To achieve the necessary cooperation and exchange of information within the company, appropriate communication channels are required as well as systems for managing information about the company’s due diligence processes, risks, decision making and outcomes. There may also be a need to create specific meeting forums or cross-functional working groups with representatives from different functions and parts of the organisation. As already mentioned, the knowledge and feedback gained from the due diligence process should also be considered in the company’s continuous risk assessment and improvement of its due diligence processes and measures. This requires that information is adequately managed.
Regarding the intra-corporate aspects, companies should also review the incentives to take due account of sustainability factors within the company’s organisation. The behaviour of the company’s management and the employees is often determined by how the company sets goals, measures results, and the company’s remuneration systems. It must be ensured that the company rewards behaviour that is in line with its policies, rather than the opposite.
As we will come back to in an upcoming article, the company should have a complaints procedure, through which employees can report risks or actual adverse impacts related to the company’s operations, as well as shortcomings in the internal due diligence processes. The company also needs to ensure that there are procedures in place for investigating, responding to and, where appropriate, remedying adverse impacts.
The fact that the negative effects on human rights and the environment often occur further down the corporate value chains is an important reason for the increasing introduction of legislation with extensive obligations regarding due diligence in this regard. In the light hereof, the company’s actions must extend not only to its own operations and subsidiaries, but also to activities in the value chain linked to the company. The company needs to set requirements for and engage its suppliers and other business relationships in the efforts to respect human rights and the environment.
Thus, companies need to communicate essential parts of their due diligence policies and relevant sustainability risks to their suppliers and other business relationships. However, this is not sufficient to ensure that the requirements and ambitions set by the company are met. Pre-qualification processes for suppliers and other business relationships should be developed, where specific criteria must be met by the party before a transaction takes place or a business relationship is entered into. The criteria should be adapted to the specific risks that have been identified as relevant for the business relationship and its activities or areas of operation. When an agreement is entered into, it should include requirements relating to the relevant risks, as well as a regulation of the possibilities of monitoring and the consequences of non-compliance.
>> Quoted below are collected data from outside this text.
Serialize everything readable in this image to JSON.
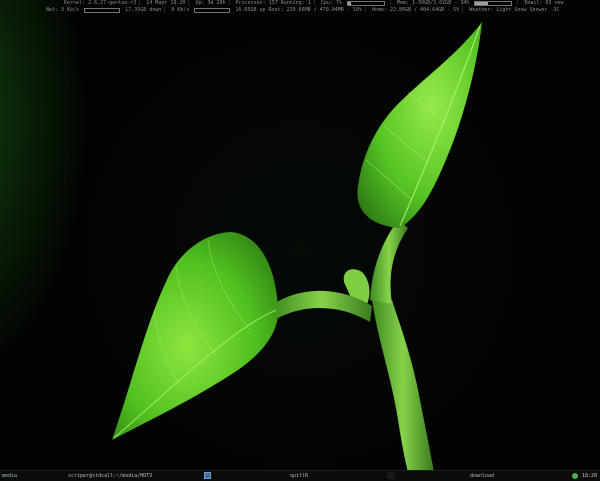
{
  "conky": {
    "row1": {
      "kernel": "Kernel: 2.6.27-gentoo-r3",
      "datetime": "14 Mapr 18:20",
      "uptime": "Up: 3d 20h",
      "processes": "Processes: 157 Running: 1",
      "cpu": "Cpu: 7%",
      "cpu_level": 0.07,
      "mem": "Mem: 1.00GB/3.02GB - 34%",
      "mem_level": 0.34,
      "email": "Email: 63 new"
    },
    "row2": {
      "net_down": "Net: 3 Kb/s",
      "net_down_total": "17.35GB down",
      "net_up": "0 Kb/s",
      "net_up_total": "16.05GB up",
      "root": "Root: 239.66MB / 470.94MB - 50%",
      "home": "Home: 22.86GB / 404.64GB - 5%",
      "weather": "Weather: Light Snow Shower -3C"
    }
  },
  "taskbar": {
    "workspace": "media",
    "terminal_title": "scriper@stdcall:~/media/HDTV",
    "tab_quit": "quitlR",
    "tab_download": "download",
    "clock": "18:20"
  },
  "colors": {
    "leaf": "#5fcf2a",
    "stem": "#6fbf3a",
    "background": "#020402"
  }
}
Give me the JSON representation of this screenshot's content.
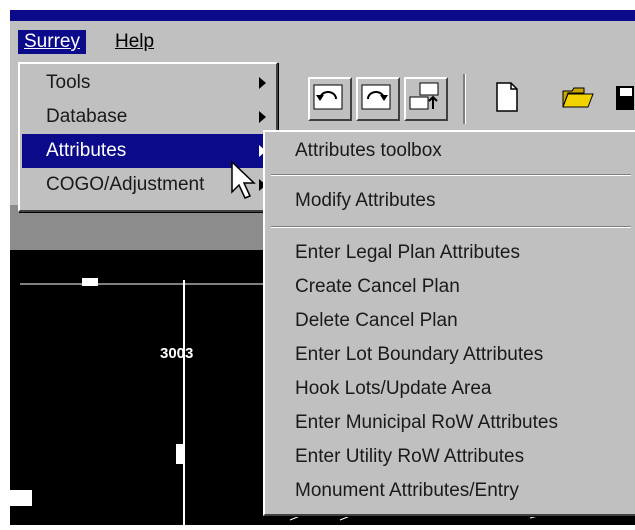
{
  "menubar": {
    "items": [
      {
        "label": "Surrey"
      },
      {
        "label": "Help"
      }
    ]
  },
  "surrey_menu": {
    "items": [
      {
        "label": "Tools"
      },
      {
        "label": "Database"
      },
      {
        "label": "Attributes"
      },
      {
        "label": "COGO/Adjustment"
      }
    ]
  },
  "attributes_submenu": {
    "items": [
      "Attributes toolbox",
      "Modify Attributes",
      "Enter Legal Plan Attributes",
      "Create Cancel Plan",
      "Delete Cancel Plan",
      "Enter Lot Boundary Attributes",
      "Hook Lots/Update Area",
      "Enter Municipal RoW Attributes",
      "Enter Utility RoW Attributes",
      "Monument Attributes/Entry"
    ]
  },
  "toolbar_icons": [
    "undo-icon",
    "redo-icon",
    "arrange-icon",
    "new-document-icon",
    "open-folder-icon",
    "save-icon"
  ],
  "drawing_labels": {
    "lot_number": "3003"
  },
  "colors": {
    "menu_highlight": "#0a0a8a",
    "menu_bg": "#c0c0c0",
    "canvas_bg": "#000000"
  }
}
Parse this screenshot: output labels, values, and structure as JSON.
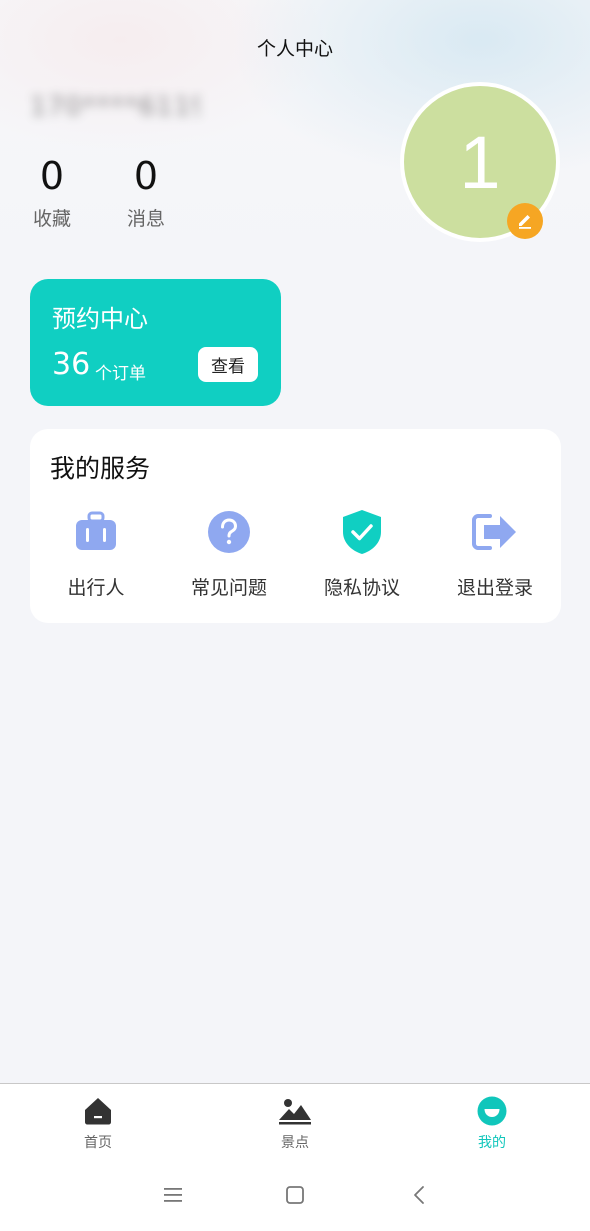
{
  "header": {
    "title": "个人中心"
  },
  "user": {
    "name_masked": "170****6119",
    "avatar_text": "1",
    "stats": [
      {
        "value": "0",
        "label": "收藏"
      },
      {
        "value": "0",
        "label": "消息"
      }
    ]
  },
  "booking": {
    "title": "预约中心",
    "count": "36",
    "unit": "个订单",
    "view_label": "查看"
  },
  "services": {
    "title": "我的服务",
    "items": [
      {
        "label": "出行人",
        "icon": "suitcase-icon"
      },
      {
        "label": "常见问题",
        "icon": "question-icon"
      },
      {
        "label": "隐私协议",
        "icon": "shield-check-icon"
      },
      {
        "label": "退出登录",
        "icon": "logout-icon"
      }
    ]
  },
  "tabbar": {
    "items": [
      {
        "label": "首页",
        "icon": "home-icon"
      },
      {
        "label": "景点",
        "icon": "mountain-icon"
      },
      {
        "label": "我的",
        "icon": "profile-smile-icon",
        "active": true
      }
    ]
  },
  "colors": {
    "accent": "#10cfc2",
    "avatar_bg": "#ccdf9f",
    "edit_badge": "#f6a623",
    "service_icon": "#8fa8f0"
  }
}
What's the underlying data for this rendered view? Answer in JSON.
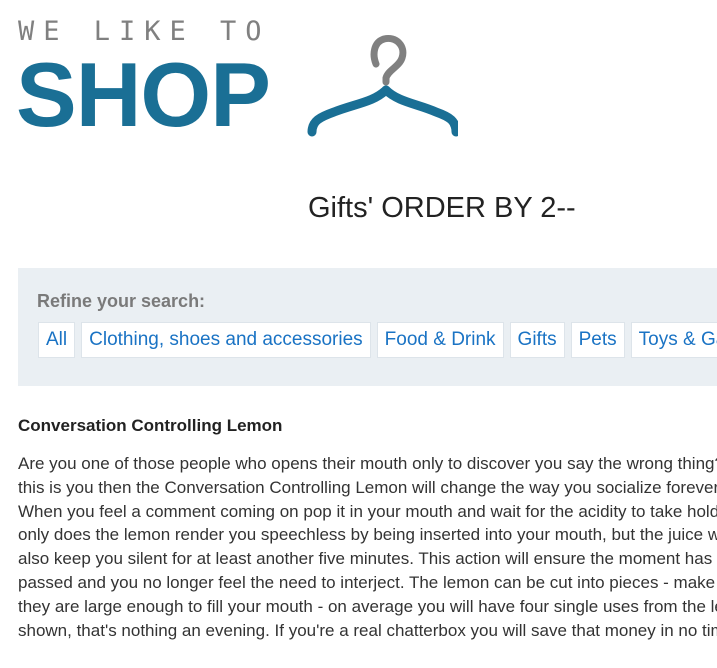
{
  "logo": {
    "tagline": "WE LIKE TO",
    "word": "SHOP",
    "icon": "coat-hanger-icon",
    "color": "#1a6f95"
  },
  "page": {
    "title": "Gifts' ORDER BY 2--"
  },
  "refine": {
    "label": "Refine your search:",
    "items": [
      {
        "label": "All"
      },
      {
        "label": "Clothing, shoes and accessories"
      },
      {
        "label": "Food & Drink"
      },
      {
        "label": "Gifts"
      },
      {
        "label": "Pets"
      },
      {
        "label": "Toys & Games"
      }
    ]
  },
  "product": {
    "title": "Conversation Controlling Lemon",
    "lines": [
      "Are you one of those people who opens their mouth only to discover you say the wrong thing? If",
      "this is you then the Conversation Controlling Lemon will change the way you socialize forever!",
      "When you feel a comment coming on pop it in your mouth and wait for the acidity to take hold. Not",
      "only does the lemon render you speechless by being inserted into your mouth, but the juice will",
      "also keep you silent for at least another five minutes. This action will ensure the moment has",
      "passed and you no longer feel the need to interject. The lemon can be cut into pieces - make sure",
      "they are large enough to fill your mouth - on average you will have four single uses from the lemon",
      "shown, that's nothing an evening. If you're a real chatterbox you will save that money in no time."
    ]
  }
}
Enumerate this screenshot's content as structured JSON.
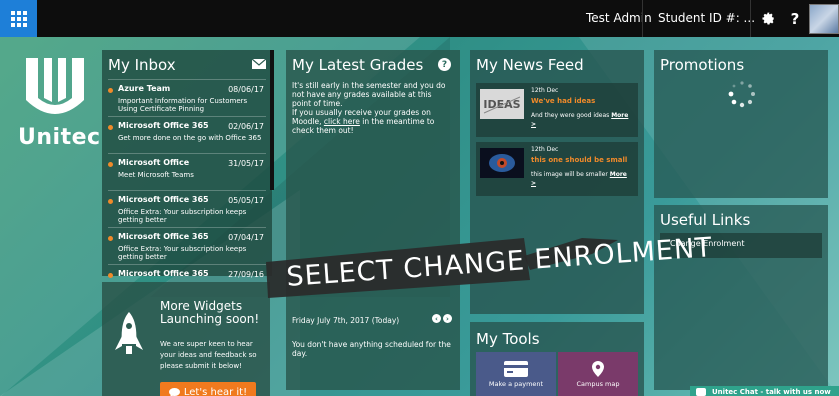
{
  "topbar": {
    "user_name": "Test Admin",
    "student_id": "Student ID #: ..."
  },
  "logo": {
    "text": "Unitec"
  },
  "inbox": {
    "title": "My Inbox",
    "items": [
      {
        "sender": "Azure Team",
        "date": "08/06/17",
        "subject": "Important Information for Customers Using Certificate Pinning"
      },
      {
        "sender": "Microsoft Office 365",
        "date": "02/06/17",
        "subject": "Get more done on the go with Office 365"
      },
      {
        "sender": "Microsoft Office",
        "date": "31/05/17",
        "subject": "Meet Microsoft Teams"
      },
      {
        "sender": "Microsoft Office 365",
        "date": "05/05/17",
        "subject": "Office Extra: Your subscription keeps getting better"
      },
      {
        "sender": "Microsoft Office 365",
        "date": "07/04/17",
        "subject": "Office Extra: Your subscription keeps getting better"
      },
      {
        "sender": "Microsoft Office 365",
        "date": "27/09/16",
        "subject": ""
      }
    ]
  },
  "widgets": {
    "title": "More Widgets Launching soon!",
    "text": "We are super keen to hear your ideas and feedback so please submit it below!",
    "button": "Let's hear it!"
  },
  "grades": {
    "title": "My Latest Grades",
    "text_1": "It's still early in the semester and you do not have any grades available at this point of time.",
    "text_2": "If you usually receive your grades on Moodle, ",
    "link": "click here",
    "text_3": " in the meantime to check them out!"
  },
  "calendar": {
    "date": "Friday July 7th, 2017 (Today)",
    "empty": "You don't have anything scheduled for the day."
  },
  "news": {
    "title": "My News Feed",
    "items": [
      {
        "date": "12th Dec",
        "title": "We've had ideas",
        "desc": "And they were good ideas ",
        "more": "More",
        "arrow": ">"
      },
      {
        "date": "12th Dec",
        "title": "this one should be small",
        "desc": "this image will be smaller ",
        "more": "More",
        "arrow": ">"
      }
    ]
  },
  "tools": {
    "title": "My Tools",
    "pay": "Make a payment",
    "map": "Campus map"
  },
  "promos": {
    "title": "Promotions"
  },
  "links": {
    "title": "Useful Links",
    "item": "Change Enrolment"
  },
  "annotation": {
    "text": "SELECT CHANGE ENROLMENT"
  },
  "chat": {
    "label": "Unitec Chat - talk with us now"
  },
  "colors": {
    "accent": "#1e7fd8",
    "orange": "#f08a2a",
    "chat": "#2fa38c"
  }
}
Where necessary, particularly in the case of small and medium-sized companies, the company may need to provide appropriate resources and training to suppliers and other business relationships to enable them to understand relevant risks and meet the company’s human rights and environmental due diligence requirements.
The company also needs to review the incentives for suppliers and other business relationships to comply with the company’s policies and code of conduct. In some cases, the procurement procedures or commercial terms used, such as pricing and discount mechanisms, may reward parties that act in a way that creates a risk of human rights and the environment being disregarded along the value chain. Similarly, the company can create incentives in its business relationships to promote the respect for human rights and the environment, for example by linking better terms to improvements in the party’s performance on certain sustainability factors or goals.